If I was a male reader, perhaps I wouldn’t bother to mention the next point I’m about to make, but I’m female, so I’d be remiss if I didn’t’ reference it at least once. It’s hard to feel sorry for a guy who was married four different times. Especially because he cheats on a lot of them, and doesn’t seem to have much remorse or self control for that matter. I mean, really? Four wives? Is that even necessary? True, some of them seemed a bit crazy the way he described them, but I think they demonstrated a large amount of self control by not punching him in the face when they had the chance.

Rushdie and one of his more famous wives-and yes, we're all thinking the same thing as we look at this picture.

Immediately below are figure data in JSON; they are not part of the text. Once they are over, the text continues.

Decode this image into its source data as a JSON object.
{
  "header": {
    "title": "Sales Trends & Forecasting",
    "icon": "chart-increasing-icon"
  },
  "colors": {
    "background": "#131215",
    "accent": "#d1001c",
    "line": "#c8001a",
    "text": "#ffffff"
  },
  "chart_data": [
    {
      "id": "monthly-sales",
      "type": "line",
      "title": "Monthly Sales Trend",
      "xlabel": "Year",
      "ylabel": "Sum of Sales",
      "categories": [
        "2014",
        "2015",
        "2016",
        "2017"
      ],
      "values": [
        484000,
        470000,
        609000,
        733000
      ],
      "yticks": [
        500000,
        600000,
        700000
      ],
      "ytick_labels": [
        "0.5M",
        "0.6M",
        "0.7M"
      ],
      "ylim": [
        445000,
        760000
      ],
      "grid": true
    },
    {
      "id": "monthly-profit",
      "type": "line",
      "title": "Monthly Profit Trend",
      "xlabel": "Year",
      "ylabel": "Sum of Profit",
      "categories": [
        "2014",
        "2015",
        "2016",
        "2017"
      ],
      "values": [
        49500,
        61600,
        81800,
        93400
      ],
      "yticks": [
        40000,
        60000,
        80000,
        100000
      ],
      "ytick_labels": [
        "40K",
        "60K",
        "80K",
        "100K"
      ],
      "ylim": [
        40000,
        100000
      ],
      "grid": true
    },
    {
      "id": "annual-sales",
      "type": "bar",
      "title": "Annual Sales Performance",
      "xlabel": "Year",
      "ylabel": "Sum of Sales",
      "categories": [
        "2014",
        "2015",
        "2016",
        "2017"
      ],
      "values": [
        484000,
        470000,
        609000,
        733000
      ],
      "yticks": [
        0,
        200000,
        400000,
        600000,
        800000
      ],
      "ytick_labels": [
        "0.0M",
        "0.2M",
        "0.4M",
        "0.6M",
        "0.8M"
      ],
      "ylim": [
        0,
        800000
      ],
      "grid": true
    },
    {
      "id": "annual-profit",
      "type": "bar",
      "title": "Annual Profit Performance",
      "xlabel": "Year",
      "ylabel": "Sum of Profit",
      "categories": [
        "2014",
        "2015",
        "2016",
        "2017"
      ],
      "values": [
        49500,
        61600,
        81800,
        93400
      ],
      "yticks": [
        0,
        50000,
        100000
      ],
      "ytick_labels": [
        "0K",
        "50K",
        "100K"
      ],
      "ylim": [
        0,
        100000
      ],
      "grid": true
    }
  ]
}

Rushdie and one of his more famous wives-and yes, we’re all thinking the same thing as we look at this picture.

Ok I’ve realized that I’ve spent most of this review talking about him as a person, and nothing about the book, so I will state for the record that he is an amazing writer, and despite my irritations with his personality, I really enjoyed reading his memoir. The last few pages of the book seem to sum up his intentions with the publication, and he gracefully summarizes his moral standpoint and observations quite well, which I found I could easily get behind. Even more surprising, his thoughts on fiction are the same as mine, he’s just much more eloquent than myself when describing them. I believe fiction is meant to open us up to new experiences, and challenge readers to see the intentions and motivations behind others, not just those you agree with.  I guess that’s what Rushdie’s done with this non-fiction work as well, it’s forced me to see his side of things even though I resent him for being a womanizing so and so. Is this a sign of true genius? Potentially, although I have trouble admitting this in print, especially because Rushdie’s so sure of his literary prowess without any kind of external confirmation ( I don’t want to make his head any bigger than it already is).

I was sad to see the book end, and I wanted to continue being a part of his world, even if I felt uncomfortable within it at times. So yes, I guess this is a sign of a successful book. There-I said it! Now don’t ask me to repeat it.